Greater China-focused hedge funds were up 4.84% in October and 8.86% year-to-date, outperforming the CSI 300 Index by almost 9%, according to data released by industry data tracker Eurekahedge.
Asia ex-Japan hedge funds were up 3.13% in October and 6.94% year-to-date, the best return among all hedge fund regional investment mandates. In comparison, the MSCI AC Asia ex Japan is down 3.84% year-to-date.
Among developed market investment mandates, Japanese and European managers lead with year-to-date gains of 4.93% and 4.19% respectively, while North American hedge funds trail behind with gains of 0.52%.

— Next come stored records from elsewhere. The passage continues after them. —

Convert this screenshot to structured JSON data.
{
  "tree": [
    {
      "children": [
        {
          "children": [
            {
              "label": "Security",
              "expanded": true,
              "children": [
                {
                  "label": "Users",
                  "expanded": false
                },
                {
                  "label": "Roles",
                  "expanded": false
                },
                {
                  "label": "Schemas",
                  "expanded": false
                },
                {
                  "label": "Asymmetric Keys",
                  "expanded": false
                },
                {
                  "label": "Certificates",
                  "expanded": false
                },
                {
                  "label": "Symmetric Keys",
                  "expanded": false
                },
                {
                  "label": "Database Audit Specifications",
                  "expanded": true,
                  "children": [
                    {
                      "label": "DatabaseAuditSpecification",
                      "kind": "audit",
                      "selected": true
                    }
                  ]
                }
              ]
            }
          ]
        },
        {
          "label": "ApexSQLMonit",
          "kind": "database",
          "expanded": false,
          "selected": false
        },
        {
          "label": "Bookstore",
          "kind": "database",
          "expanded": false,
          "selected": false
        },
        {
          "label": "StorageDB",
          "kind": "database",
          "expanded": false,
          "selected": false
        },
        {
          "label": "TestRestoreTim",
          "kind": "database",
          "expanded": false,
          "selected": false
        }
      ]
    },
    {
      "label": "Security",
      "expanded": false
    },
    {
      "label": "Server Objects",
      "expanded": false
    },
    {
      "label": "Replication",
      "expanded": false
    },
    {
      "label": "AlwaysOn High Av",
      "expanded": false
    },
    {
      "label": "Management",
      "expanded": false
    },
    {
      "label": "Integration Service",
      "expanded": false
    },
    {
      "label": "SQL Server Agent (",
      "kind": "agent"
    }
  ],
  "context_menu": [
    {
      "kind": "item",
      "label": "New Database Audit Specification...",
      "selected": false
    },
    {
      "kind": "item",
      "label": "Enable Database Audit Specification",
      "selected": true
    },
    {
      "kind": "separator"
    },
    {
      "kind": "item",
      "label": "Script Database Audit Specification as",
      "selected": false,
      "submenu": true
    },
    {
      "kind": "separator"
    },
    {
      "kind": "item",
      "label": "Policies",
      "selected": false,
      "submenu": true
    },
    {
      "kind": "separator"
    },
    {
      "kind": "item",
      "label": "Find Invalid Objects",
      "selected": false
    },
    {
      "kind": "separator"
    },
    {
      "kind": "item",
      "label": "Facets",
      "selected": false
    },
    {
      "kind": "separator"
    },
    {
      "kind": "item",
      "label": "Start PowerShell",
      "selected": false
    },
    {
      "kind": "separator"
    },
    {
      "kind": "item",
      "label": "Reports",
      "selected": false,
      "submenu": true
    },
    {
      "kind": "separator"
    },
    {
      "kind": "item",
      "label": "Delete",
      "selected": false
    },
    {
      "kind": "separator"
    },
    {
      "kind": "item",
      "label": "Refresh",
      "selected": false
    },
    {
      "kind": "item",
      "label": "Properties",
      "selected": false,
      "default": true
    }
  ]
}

Globally, hedge funds reversed their four month losing streak with the Eurekahedge Hedge Fund Index up 1.33%1 in October while the MSCI World Index climbed 7.22% during the month.
On a year-to-date basis, global hedge funds are up 1.77% while underlying markets as represented by the MSCI World index has gained 1.40%.
Total industry asset-under-management has increased by US$95 billion as of October 2015 year-to-date, almost US$10 billion lower compared to the same period last year.
However, capital inflows have accounted for almost 73% of this growth as net investor flows for the year stand at US$70 billion in comparison to US$50 billion over the same period last year.
On a year-to-date basis, distressed debt funds have posted the worst return among all hedge fund strategic mandates, down 3.13% and are on track to post their worst performance since 2008.